Journal
Interview de la soprano Eva-Maria Westbroek
Elle est assurément la révélation vocale de ces dernières années. Voix sculpturale de spinto, présence magnétique, Eva-Maria Westbroek triomphe actuellement dans La Femme sans ombre de Strauss sur la scène de la Bastille, où elle interprète pour la première fois une Impératrice qui frise la perfection. Rencontre.
Remarquée dans les Dialogues des Carmélites en 2004, Paris a salué votre Chrysothémis (Elektra) en 2005, avant de vous retrouver cette saison dans Tannhäuser et dans Die Frau ohne Schatten à la Bastille. Qu’est-ce que Paris représente dans une carrière internationale comme la vôtre ?
Eva-Maria Westbroek : Paris demeure une place très importante dans la carrière d’un artiste. Gérard Mortier est le premier directeur de cette envergure, à m'avoir invitée dans un théâtre aussi prestigieux. J'étais en Allemagne à l'époque et j’ai reçu cette proposition avec beaucoup d’enthousiasme. J'aime beaucoup Paris, une ville étonnante qui m'a toujours attirée. M. Mortier, comme l’ensemble de son équipe, est très sympathique et il règne dans ces deux théâtres une atmosphère formidable. C’est un plaisir de travailler dans ces conditions avec de tels professionnels.

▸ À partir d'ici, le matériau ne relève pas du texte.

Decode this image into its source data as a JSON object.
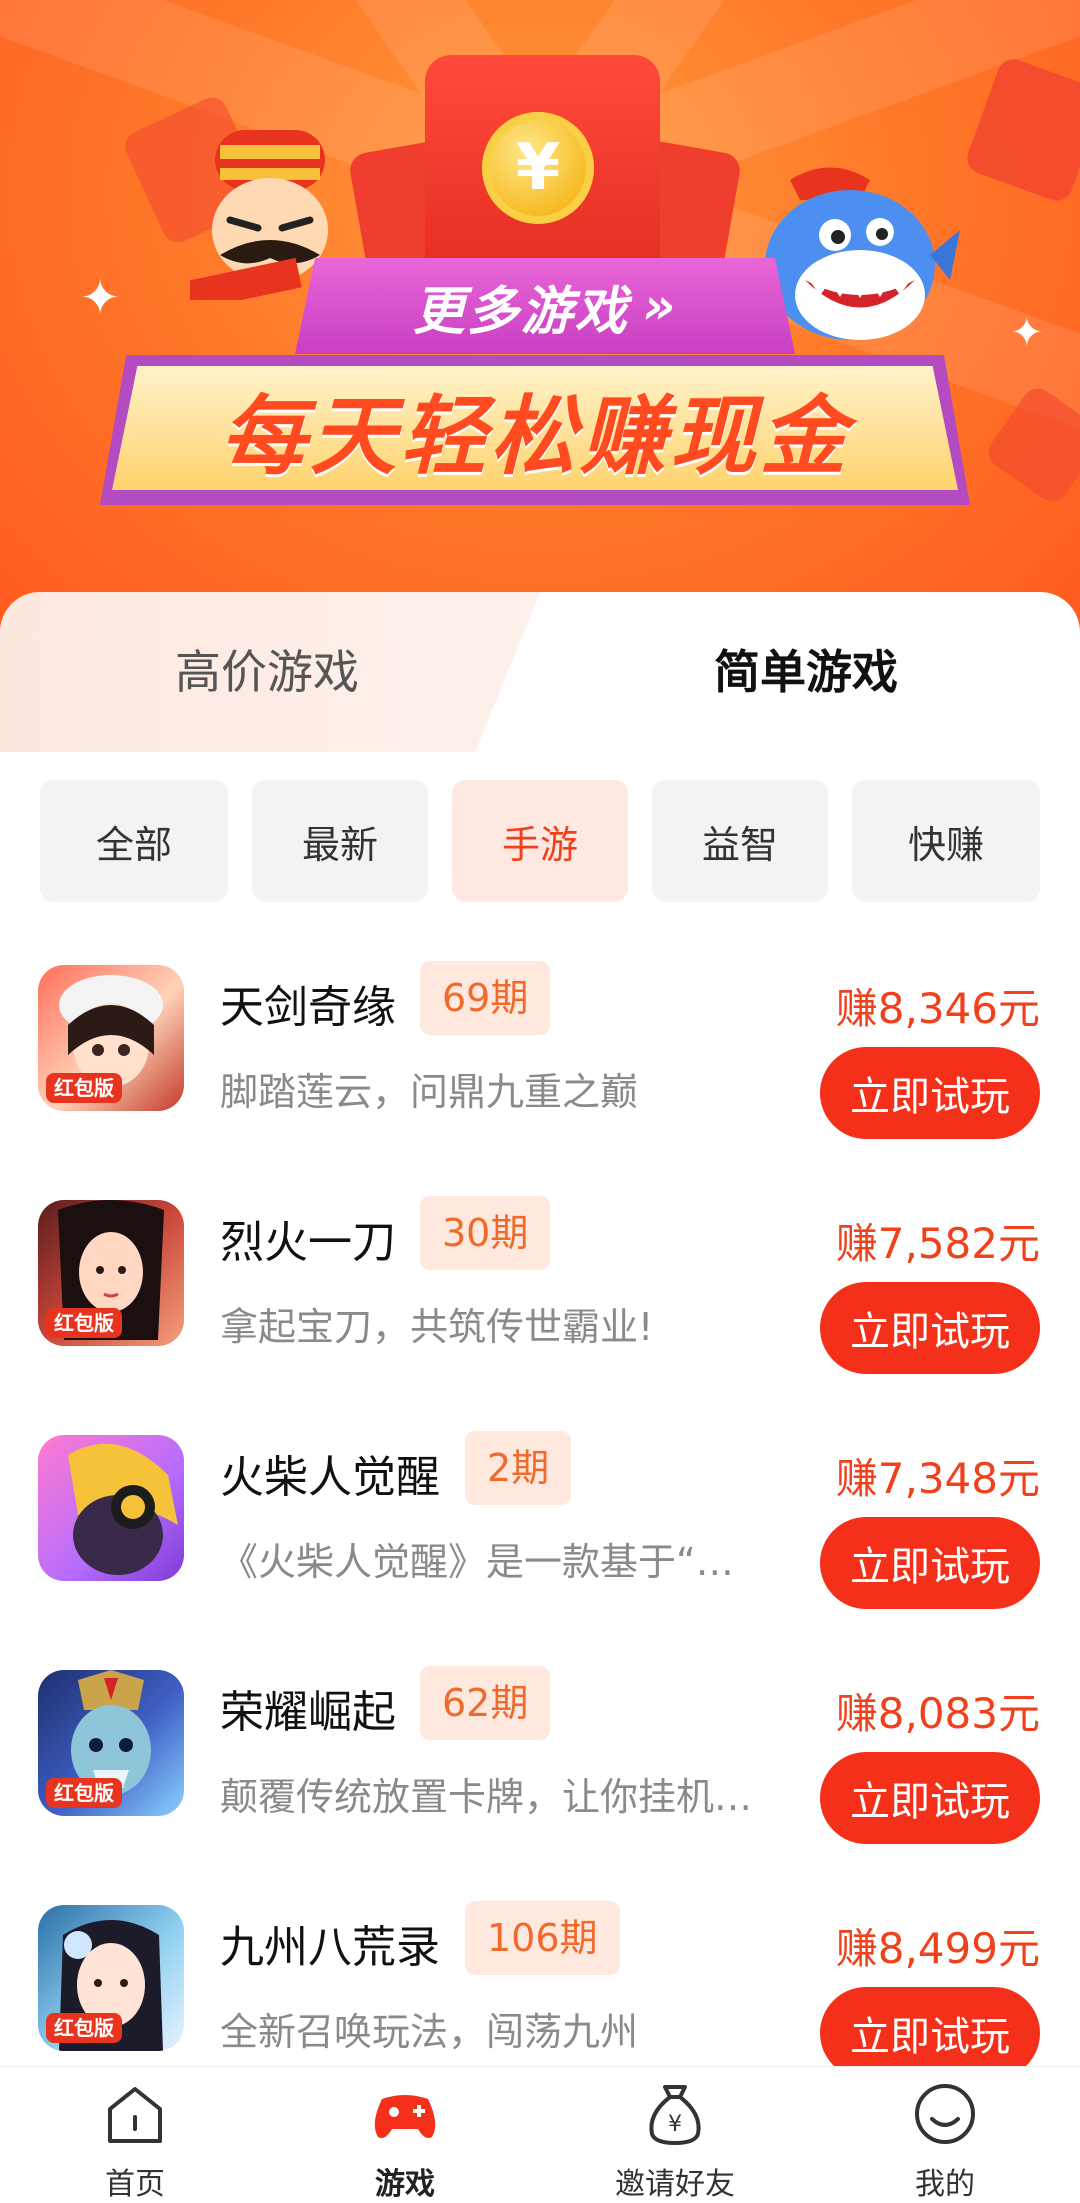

A la différence de certaines cantatrices vous n’avez pas connu de débuts fulgurants. Etudes au Conservatoire de La Haye débuts au Festival d’Aldeburgh en 1994, suivis par quelques engagements avant d’intégrer pendant cinq ans, la troupe de l’Opéra de Stuttgart. Avec le recul cette évolution progressive n’a-t-elle pas été préférable à la précipitation ?
E.M.W. : Cela dépend des personnalités et des caractères de chacun. Rétrospectivement, je n’ai pas trop à me plaindre. Une voix comme la mienne, plus dramatique, plus imposante que les autres, faisait peur et suscitait la crainte ou l’interrogation quand j’étais étudiante. J'ai heureusement pu faire mes premières armes en interprétant à plusieurs reprises Gutrune, qui n'est pas un grand rôle, mais qui m'a permis d'être sur scène, d'apprendre et de travailler avec de grands chefs. Cette expérience s’est avérée profitable. Certains démarrent leur carrière très vite, tant mieux, mais il faut de tout pour faire un monde.
Vous avez souvent évoqué les difficultés rencontrées avec vos professeurs, certains vous forçant à travailler uniquement des lieder de Brahms, au point de vous les faire détester. Quand avez-vous pris conscience que vous aviez rencontré le bon ?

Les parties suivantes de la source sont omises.